Jones County has a story most of its own residents have never fully heard, and Charlie Jones, president of the Jones County Historical Society and Filling Station board member, is on a mission to change that. In this episode, Charlie sits down with Mary Ann LeRay to trace the county's origins from the ground up, starting with the difficult coastline that slowed European settlement, the Tuscarora people who called this land home long before colonizers arrived, and the wave of German and Swiss Protestant immigrants who sailed for the New World in 1710 and ended up, after extraordinary hardship, becoming the foundation of what is now Jones County.
The story Charlie tells is not a tidy one. Those early settlers faced brutal winters, drought, yellow fever, the Tuscarora War, and the loss of their land in the dead of winter when a creditor called in the mortgage and forced them upriver with little more than what they could carry. Out of that displacement came New Germany, the assimilation of those families into the English-speaking population, and eventually the petition that created Jones County in 1779. Many familiar local surnames, including Ipock, Andrews, and Koonce, trace directly back to those German and Swiss roots.
Charlie also takes a close look at Wiley Jones, the man the county is named for, an aristocratic Democrat, one of the largest slaveholders in North Carolina, and the political figure who arguably made the Bill of Rights possible.
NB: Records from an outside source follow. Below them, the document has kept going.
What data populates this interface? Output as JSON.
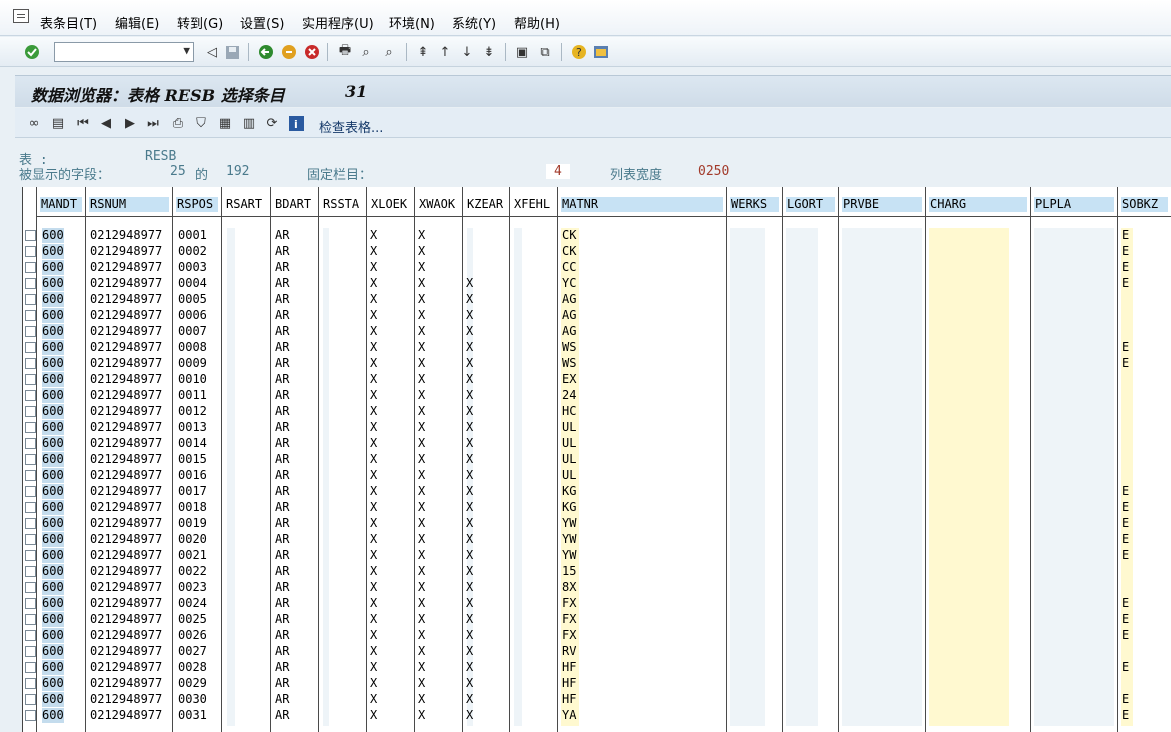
{
  "menu": {
    "items": [
      "表条目(T)",
      "编辑(E)",
      "转到(G)",
      "设置(S)",
      "实用程序(U)",
      "环境(N)",
      "系统(Y)",
      "帮助(H)"
    ]
  },
  "toolbar": {
    "command_value": ""
  },
  "title": {
    "text": "数据浏览器：表格 RESB 选择条目",
    "count": "31"
  },
  "apptoolbar": {
    "check_table_label": "检查表格..."
  },
  "info": {
    "table_label": "表      :",
    "table_value": "RESB",
    "fields_label": "被显示的字段：",
    "fields_shown": "25",
    "fields_of": "的",
    "fields_total": "192",
    "fixed_label": "固定栏目：",
    "fixed_value": "4",
    "width_label": "列表宽度",
    "width_value": "0250"
  },
  "grid": {
    "headers": [
      "MANDT",
      "RSNUM",
      "RSPOS",
      "RSART",
      "BDART",
      "RSSTA",
      "XLOEK",
      "XWAOK",
      "KZEAR",
      "XFEHL",
      "MATNR",
      "WERKS",
      "LGORT",
      "PRVBE",
      "CHARG",
      "PLPLA",
      "SOBKZ"
    ],
    "rows": [
      {
        "mandt": "600",
        "rsnum": "0212948977",
        "rspos": "0001",
        "bdart": "AR",
        "xloek": "X",
        "xwaok": "X",
        "kzear": "",
        "matnr": "CK",
        "sobkz": "E"
      },
      {
        "mandt": "600",
        "rsnum": "0212948977",
        "rspos": "0002",
        "bdart": "AR",
        "xloek": "X",
        "xwaok": "X",
        "kzear": "",
        "matnr": "CK",
        "sobkz": "E"
      },
      {
        "mandt": "600",
        "rsnum": "0212948977",
        "rspos": "0003",
        "bdart": "AR",
        "xloek": "X",
        "xwaok": "X",
        "kzear": "",
        "matnr": "CC",
        "sobkz": "E"
      },
      {
        "mandt": "600",
        "rsnum": "0212948977",
        "rspos": "0004",
        "bdart": "AR",
        "xloek": "X",
        "xwaok": "X",
        "kzear": "X",
        "matnr": "YC",
        "sobkz": "E"
      },
      {
        "mandt": "600",
        "rsnum": "0212948977",
        "rspos": "0005",
        "bdart": "AR",
        "xloek": "X",
        "xwaok": "X",
        "kzear": "X",
        "matnr": "AG",
        "sobkz": ""
      },
      {
        "mandt": "600",
        "rsnum": "0212948977",
        "rspos": "0006",
        "bdart": "AR",
        "xloek": "X",
        "xwaok": "X",
        "kzear": "X",
        "matnr": "AG",
        "sobkz": ""
      },
      {
        "mandt": "600",
        "rsnum": "0212948977",
        "rspos": "0007",
        "bdart": "AR",
        "xloek": "X",
        "xwaok": "X",
        "kzear": "X",
        "matnr": "AG",
        "sobkz": ""
      },
      {
        "mandt": "600",
        "rsnum": "0212948977",
        "rspos": "0008",
        "bdart": "AR",
        "xloek": "X",
        "xwaok": "X",
        "kzear": "X",
        "matnr": "WS",
        "sobkz": "E"
      },
      {
        "mandt": "600",
        "rsnum": "0212948977",
        "rspos": "0009",
        "bdart": "AR",
        "xloek": "X",
        "xwaok": "X",
        "kzear": "X",
        "matnr": "WS",
        "sobkz": "E"
      },
      {
        "mandt": "600",
        "rsnum": "0212948977",
        "rspos": "0010",
        "bdart": "AR",
        "xloek": "X",
        "xwaok": "X",
        "kzear": "X",
        "matnr": "EX",
        "sobkz": ""
      },
      {
        "mandt": "600",
        "rsnum": "0212948977",
        "rspos": "0011",
        "bdart": "AR",
        "xloek": "X",
        "xwaok": "X",
        "kzear": "X",
        "matnr": "24",
        "sobkz": ""
      },
      {
        "mandt": "600",
        "rsnum": "0212948977",
        "rspos": "0012",
        "bdart": "AR",
        "xloek": "X",
        "xwaok": "X",
        "kzear": "X",
        "matnr": "HC",
        "sobkz": ""
      },
      {
        "mandt": "600",
        "rsnum": "0212948977",
        "rspos": "0013",
        "bdart": "AR",
        "xloek": "X",
        "xwaok": "X",
        "kzear": "X",
        "matnr": "UL",
        "sobkz": ""
      },
      {
        "mandt": "600",
        "rsnum": "0212948977",
        "rspos": "0014",
        "bdart": "AR",
        "xloek": "X",
        "xwaok": "X",
        "kzear": "X",
        "matnr": "UL",
        "sobkz": ""
      },
      {
        "mandt": "600",
        "rsnum": "0212948977",
        "rspos": "0015",
        "bdart": "AR",
        "xloek": "X",
        "xwaok": "X",
        "kzear": "X",
        "matnr": "UL",
        "sobkz": ""
      },
      {
        "mandt": "600",
        "rsnum": "0212948977",
        "rspos": "0016",
        "bdart": "AR",
        "xloek": "X",
        "xwaok": "X",
        "kzear": "X",
        "matnr": "UL",
        "sobkz": ""
      },
      {
        "mandt": "600",
        "rsnum": "0212948977",
        "rspos": "0017",
        "bdart": "AR",
        "xloek": "X",
        "xwaok": "X",
        "kzear": "X",
        "matnr": "KG",
        "sobkz": "E"
      },
      {
        "mandt": "600",
        "rsnum": "0212948977",
        "rspos": "0018",
        "bdart": "AR",
        "xloek": "X",
        "xwaok": "X",
        "kzear": "X",
        "matnr": "KG",
        "sobkz": "E"
      },
      {
        "mandt": "600",
        "rsnum": "0212948977",
        "rspos": "0019",
        "bdart": "AR",
        "xloek": "X",
        "xwaok": "X",
        "kzear": "X",
        "matnr": "YW",
        "sobkz": "E"
      },
      {
        "mandt": "600",
        "rsnum": "0212948977",
        "rspos": "0020",
        "bdart": "AR",
        "xloek": "X",
        "xwaok": "X",
        "kzear": "X",
        "matnr": "YW",
        "sobkz": "E"
      },
      {
        "mandt": "600",
        "rsnum": "0212948977",
        "rspos": "0021",
        "bdart": "AR",
        "xloek": "X",
        "xwaok": "X",
        "kzear": "X",
        "matnr": "YW",
        "sobkz": "E"
      },
      {
        "mandt": "600",
        "rsnum": "0212948977",
        "rspos": "0022",
        "bdart": "AR",
        "xloek": "X",
        "xwaok": "X",
        "kzear": "X",
        "matnr": "15",
        "sobkz": ""
      },
      {
        "mandt": "600",
        "rsnum": "0212948977",
        "rspos": "0023",
        "bdart": "AR",
        "xloek": "X",
        "xwaok": "X",
        "kzear": "X",
        "matnr": "8X",
        "sobkz": ""
      },
      {
        "mandt": "600",
        "rsnum": "0212948977",
        "rspos": "0024",
        "bdart": "AR",
        "xloek": "X",
        "xwaok": "X",
        "kzear": "X",
        "matnr": "FX",
        "sobkz": "E"
      },
      {
        "mandt": "600",
        "rsnum": "0212948977",
        "rspos": "0025",
        "bdart": "AR",
        "xloek": "X",
        "xwaok": "X",
        "kzear": "X",
        "matnr": "FX",
        "sobkz": "E"
      },
      {
        "mandt": "600",
        "rsnum": "0212948977",
        "rspos": "0026",
        "bdart": "AR",
        "xloek": "X",
        "xwaok": "X",
        "kzear": "X",
        "matnr": "FX",
        "sobkz": "E"
      },
      {
        "mandt": "600",
        "rsnum": "0212948977",
        "rspos": "0027",
        "bdart": "AR",
        "xloek": "X",
        "xwaok": "X",
        "kzear": "X",
        "matnr": "RV",
        "sobkz": ""
      },
      {
        "mandt": "600",
        "rsnum": "0212948977",
        "rspos": "0028",
        "bdart": "AR",
        "xloek": "X",
        "xwaok": "X",
        "kzear": "X",
        "matnr": "HF",
        "sobkz": "E"
      },
      {
        "mandt": "600",
        "rsnum": "0212948977",
        "rspos": "0029",
        "bdart": "AR",
        "xloek": "X",
        "xwaok": "X",
        "kzear": "X",
        "matnr": "HF",
        "sobkz": ""
      },
      {
        "mandt": "600",
        "rsnum": "0212948977",
        "rspos": "0030",
        "bdart": "AR",
        "xloek": "X",
        "xwaok": "X",
        "kzear": "X",
        "matnr": "HF",
        "sobkz": "E"
      },
      {
        "mandt": "600",
        "rsnum": "0212948977",
        "rspos": "0031",
        "bdart": "AR",
        "xloek": "X",
        "xwaok": "X",
        "kzear": "X",
        "matnr": "YA",
        "sobkz": "E"
      }
    ]
  },
  "colors": {
    "key_column": "#c4dced",
    "matnr_fill": "#fff9d0",
    "charg_fill": "#fff9d0",
    "info_text": "#4a7a8c",
    "info_value_red": "#a23a2a"
  }
}
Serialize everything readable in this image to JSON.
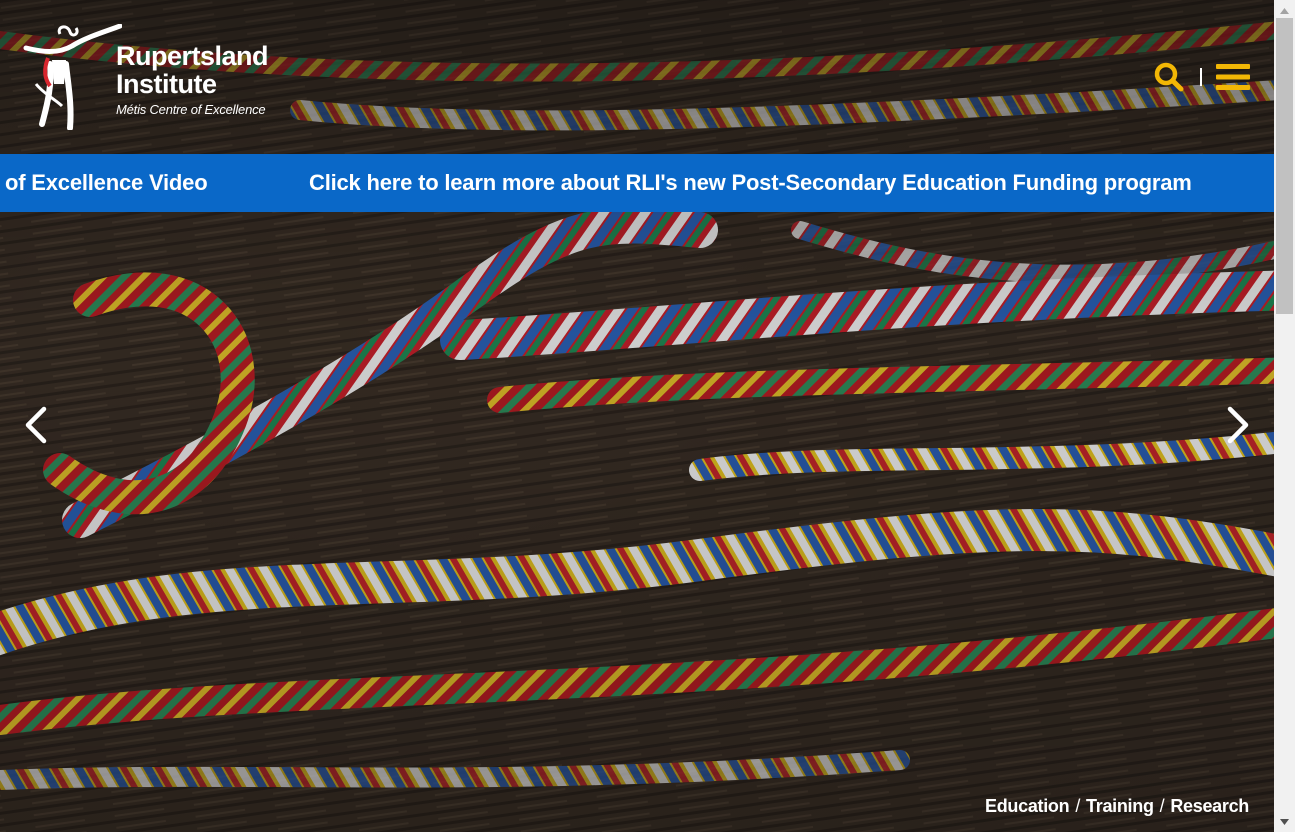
{
  "header": {
    "logo_name_line1": "Rupertsland",
    "logo_name_line2": "Institute",
    "logo_tagline": "Métis Centre of Excellence",
    "search_icon": "search-icon",
    "menu_icon": "hamburger-menu-icon",
    "accent_color": "#f2b705"
  },
  "ticker": {
    "background_color": "#0a68c8",
    "items": [
      "of Excellence Video",
      "Click here to learn more about RLI's new Post-Secondary Education Funding program"
    ]
  },
  "carousel": {
    "prev_icon": "chevron-left-icon",
    "next_icon": "chevron-right-icon"
  },
  "tagline": {
    "part1": "Education",
    "part2": "Training",
    "part3": "Research",
    "separator": "/"
  },
  "scrollbar": {
    "up_icon": "scroll-up-arrow-icon",
    "down_icon": "scroll-down-arrow-icon"
  }
}
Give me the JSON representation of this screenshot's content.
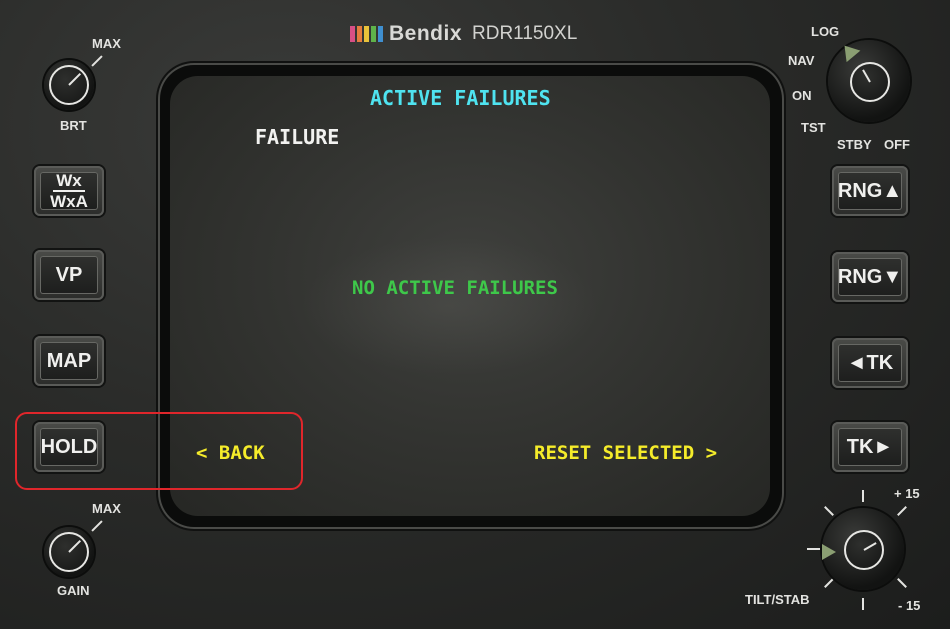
{
  "brand": {
    "name": "Bendix",
    "model": "RDR1150XL",
    "bar_colors": [
      "#d84f86",
      "#e47c3f",
      "#e8c23a",
      "#5fb34a",
      "#3f8fd0"
    ]
  },
  "display": {
    "title": "ACTIVE FAILURES",
    "column_header": "FAILURE",
    "message": "NO ACTIVE FAILURES",
    "left_softkey": "< BACK",
    "right_softkey": "RESET SELECTED >",
    "colors": {
      "title": "#4fe3f0",
      "message": "#3ec84a",
      "softkey": "#f5ec2a",
      "header": "#f2f2f0"
    }
  },
  "left_buttons": {
    "wx_top": "Wx",
    "wx_bottom": "WxA",
    "vp": "VP",
    "map": "MAP",
    "hold": "HOLD"
  },
  "right_buttons": {
    "rng_up": "RNG▲",
    "rng_down": "RNG▼",
    "tk_left": "◄TK",
    "tk_right": "TK►"
  },
  "knobs": {
    "brt_label": "BRT",
    "brt_max": "MAX",
    "gain_label": "GAIN",
    "gain_max": "MAX",
    "mode_positions": [
      "LOG",
      "NAV",
      "ON",
      "TST",
      "STBY",
      "OFF"
    ],
    "tilt_label": "TILT/STAB",
    "tilt_plus": "+ 15",
    "tilt_minus": "- 15"
  },
  "highlight_color": "#e0262b"
}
His insistence that the Constitution could not be ratified without one shaped the founding documents that govern the country today, even as he preferred to work quietly behind the scenes and was absent on the day of the actual vote.
The conversation closes with Charlie sharing why local history matters to him personally, what the Jones County Historical Society is doing to preserve and share it, and how residents can engage with that history right now through the architectural survey book, the Revolutionary War placards on the courthouse lawn, and the Charters of Freedom display at the Civic Center. With Jones County's own 250th anniversary approaching in 2029, there has never been a better time to know where this place came from.